Plant materials and plant growth
Arabidopsis thaliana seeds were surface sterilized and sown on
0.8% (w/v) agar plates containing ½ strength Murashige and Skoog media
(Caisson Labs), 50mM MES-KOH, pH 5.7, and 1% (w/v) sucrose. Plants used
for fluorometric measurements were germinated and cultivated on MS
plates without sucrose. Following 2-3 days of stratification at 4°C, the
plates were exposed to 100 μE m-2s-1 of light provided by cool white (4100K)
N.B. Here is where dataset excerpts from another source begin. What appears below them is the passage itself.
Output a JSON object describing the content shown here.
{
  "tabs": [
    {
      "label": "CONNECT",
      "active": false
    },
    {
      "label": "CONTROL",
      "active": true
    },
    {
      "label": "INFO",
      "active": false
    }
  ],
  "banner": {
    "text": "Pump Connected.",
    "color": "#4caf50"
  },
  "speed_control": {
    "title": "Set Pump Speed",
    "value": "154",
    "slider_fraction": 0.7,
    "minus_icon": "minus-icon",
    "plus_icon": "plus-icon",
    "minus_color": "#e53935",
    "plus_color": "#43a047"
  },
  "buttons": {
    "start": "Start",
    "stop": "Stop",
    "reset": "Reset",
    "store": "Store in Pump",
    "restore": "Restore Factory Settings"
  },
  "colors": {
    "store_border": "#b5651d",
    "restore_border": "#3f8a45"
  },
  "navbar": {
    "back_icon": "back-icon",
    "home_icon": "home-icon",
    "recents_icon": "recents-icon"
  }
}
fluorescent bulbs on a 12 h light/12 h dark cycle for 7-14 days at 22°C,
at which point seedlings were transplanted to a soil-less mix (Fafard
Germinating Mix, Sungro Horticulture), watered with 10% Hoagland’s
solution (Hoagland and Arnon, 1950), and grown under the same conditions
as the plates.
Columbia-0 ecotype was used as wild-type for all pictures and
measurements in this study. Seeds for the T-DNA insertional mutants were
acquired from the Arabidopsis Biological Resource Center
(https://abrc.osu.edu/). Mutant alleles previously characterized as
resulting in loss of function were used for the genetic crosses:get3b-2 ( SALK_017702C, Xing et al., 2017), cpsrp54-3 (WiscDsLox289_292B14, Yu et al., 2012), alb4-1 (SALK_136199, Bédard et al., 2017), stic2-3 (SALK_001500, Bédard
et al. 2017 ) and stic2-4 ( WiscDsLox445D01, Bédard et al. 2017 ).
The two stic2 alleles behaved similarly; therefore, we refer tostic2 mutants without the allele number in other sections of the
paper. Lines carrying the mutant alleles were identified by PCR
genotyping using the genotyping primers listed in Supplemental Table S2.